Brothers and sisters in Christ—

    We had this same Gospel reading a few weeks ago, but today we find more than enough that is new in the reading to meditate on. The last line of the reading is particularly interesting. The Lord tells the leper, who had been healed, "Go, your faith has saved you." It is more accurate to translate, "Go, the faith that is yours has saved you," but this is awkward, so we do not translate it this way typically. However, we should be cognizant of the difference. It is not merely by some abstract faith that we are saved. It is not sufficient that we simply profess faith in Christ, as if, as long as we do that, we can sit at home, without the Church, without the sacraments, without prayer, without the comprehensive practice of religion. No, on the contrary, the faith (the Catholic Faith) has saved us, and is saving us. When the Lord tells the man in the Gospel that his faith had saved him, He did not mean that the man never had to think about his salvation ever again. He did not mean that it was impossible for the man to contract the disease of leprosy again. No, He meant that the faith (faith in Christ) had saved the man right then, at that moment.

    Salvation is a story, a history, not a one-time event. If we were to believe that salvation was an event, once for all, we would be incapable of understanding the Holy Scriptures. The Scriptures are a continuous series of falls into sin, and redemptions from sin through God's love. Again and again, God's people fall away from God. God then punishes His people to correct them, and bring them back to the right way. The people turn to God. God heals them and receives them back into His friendship. Progressively, in the course of all these episodes, the people's knowledge of the ways of God deepens, so that the next fall is of a different nature, or in a matter less grave.

    The experience of being saved by our faith is learning to live the history of salvation as our personal history. It is learning to read the Scriptures as if they are about God's dealings with us.

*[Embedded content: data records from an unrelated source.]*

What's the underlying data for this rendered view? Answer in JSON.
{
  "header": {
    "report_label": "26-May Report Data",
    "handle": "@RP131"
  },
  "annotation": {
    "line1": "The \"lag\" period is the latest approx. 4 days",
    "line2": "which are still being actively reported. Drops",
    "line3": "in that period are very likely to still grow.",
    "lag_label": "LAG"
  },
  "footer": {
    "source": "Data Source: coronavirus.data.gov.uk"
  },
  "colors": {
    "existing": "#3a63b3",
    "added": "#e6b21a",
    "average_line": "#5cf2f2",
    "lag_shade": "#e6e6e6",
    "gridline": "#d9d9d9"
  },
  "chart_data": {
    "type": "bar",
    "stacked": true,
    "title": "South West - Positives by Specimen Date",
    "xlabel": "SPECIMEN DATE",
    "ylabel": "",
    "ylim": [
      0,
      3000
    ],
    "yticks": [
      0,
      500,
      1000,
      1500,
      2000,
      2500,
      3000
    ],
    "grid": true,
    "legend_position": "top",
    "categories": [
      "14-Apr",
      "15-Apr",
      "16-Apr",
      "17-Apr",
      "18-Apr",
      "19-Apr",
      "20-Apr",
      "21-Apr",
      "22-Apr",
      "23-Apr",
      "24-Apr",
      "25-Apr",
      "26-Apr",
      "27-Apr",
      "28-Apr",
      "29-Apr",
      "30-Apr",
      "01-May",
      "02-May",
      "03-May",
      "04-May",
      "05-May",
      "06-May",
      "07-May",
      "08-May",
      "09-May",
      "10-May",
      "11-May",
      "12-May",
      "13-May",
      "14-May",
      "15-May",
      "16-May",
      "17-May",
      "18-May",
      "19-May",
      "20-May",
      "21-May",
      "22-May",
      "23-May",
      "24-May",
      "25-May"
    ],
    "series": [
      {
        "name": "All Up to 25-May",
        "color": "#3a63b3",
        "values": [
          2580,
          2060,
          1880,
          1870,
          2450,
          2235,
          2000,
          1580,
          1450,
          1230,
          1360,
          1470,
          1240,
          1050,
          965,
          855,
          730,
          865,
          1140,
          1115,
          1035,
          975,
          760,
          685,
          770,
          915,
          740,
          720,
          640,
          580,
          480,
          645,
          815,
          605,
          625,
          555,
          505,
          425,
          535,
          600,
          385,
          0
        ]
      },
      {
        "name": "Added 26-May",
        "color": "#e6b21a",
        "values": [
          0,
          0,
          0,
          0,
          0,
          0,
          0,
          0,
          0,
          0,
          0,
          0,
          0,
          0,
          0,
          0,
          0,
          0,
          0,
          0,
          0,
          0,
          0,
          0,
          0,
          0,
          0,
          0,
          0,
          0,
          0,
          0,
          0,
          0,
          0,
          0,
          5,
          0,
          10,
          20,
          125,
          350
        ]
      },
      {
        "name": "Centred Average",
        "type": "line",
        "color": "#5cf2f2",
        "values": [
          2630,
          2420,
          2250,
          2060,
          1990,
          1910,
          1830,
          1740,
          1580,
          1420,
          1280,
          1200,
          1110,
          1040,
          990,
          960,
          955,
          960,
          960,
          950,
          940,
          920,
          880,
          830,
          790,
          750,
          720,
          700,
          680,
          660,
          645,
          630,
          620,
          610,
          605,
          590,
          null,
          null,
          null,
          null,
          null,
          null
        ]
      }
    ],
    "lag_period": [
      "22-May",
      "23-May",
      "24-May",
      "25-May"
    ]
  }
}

The infidelities that are denounced there are our infidelities. The punishments that are described there are our chastisements, which are intended by God to gently bring us back to our relationship with God. When we read the Scriptures, God wants us to understand that we are His chosen one. Each and every one of us is His beloved, whom He desires to bring to Himself.

    The fathers have told us that ignorance of the Scriptures is ignorance of Christ. But ignorance of the Scriptures is also ignorance of our relationship to God. We should try to read the Scriptures in this kind of personal way, which will lead us to pray about the text. We are used to reading for information. We should not read the Bible primarily for information. We should read as an entry to prayer, using the Scriptures to begin that dialogue with God that prayer should be. Let the words give birth within us to thoughts and resolutions that relate to our circumstances, so that, through the text, God can reveal to us the sins we must destroy and the virtues we must cultivate with His help. Then, at every moment, God can say to us in our prayer, "Your faith has saved you."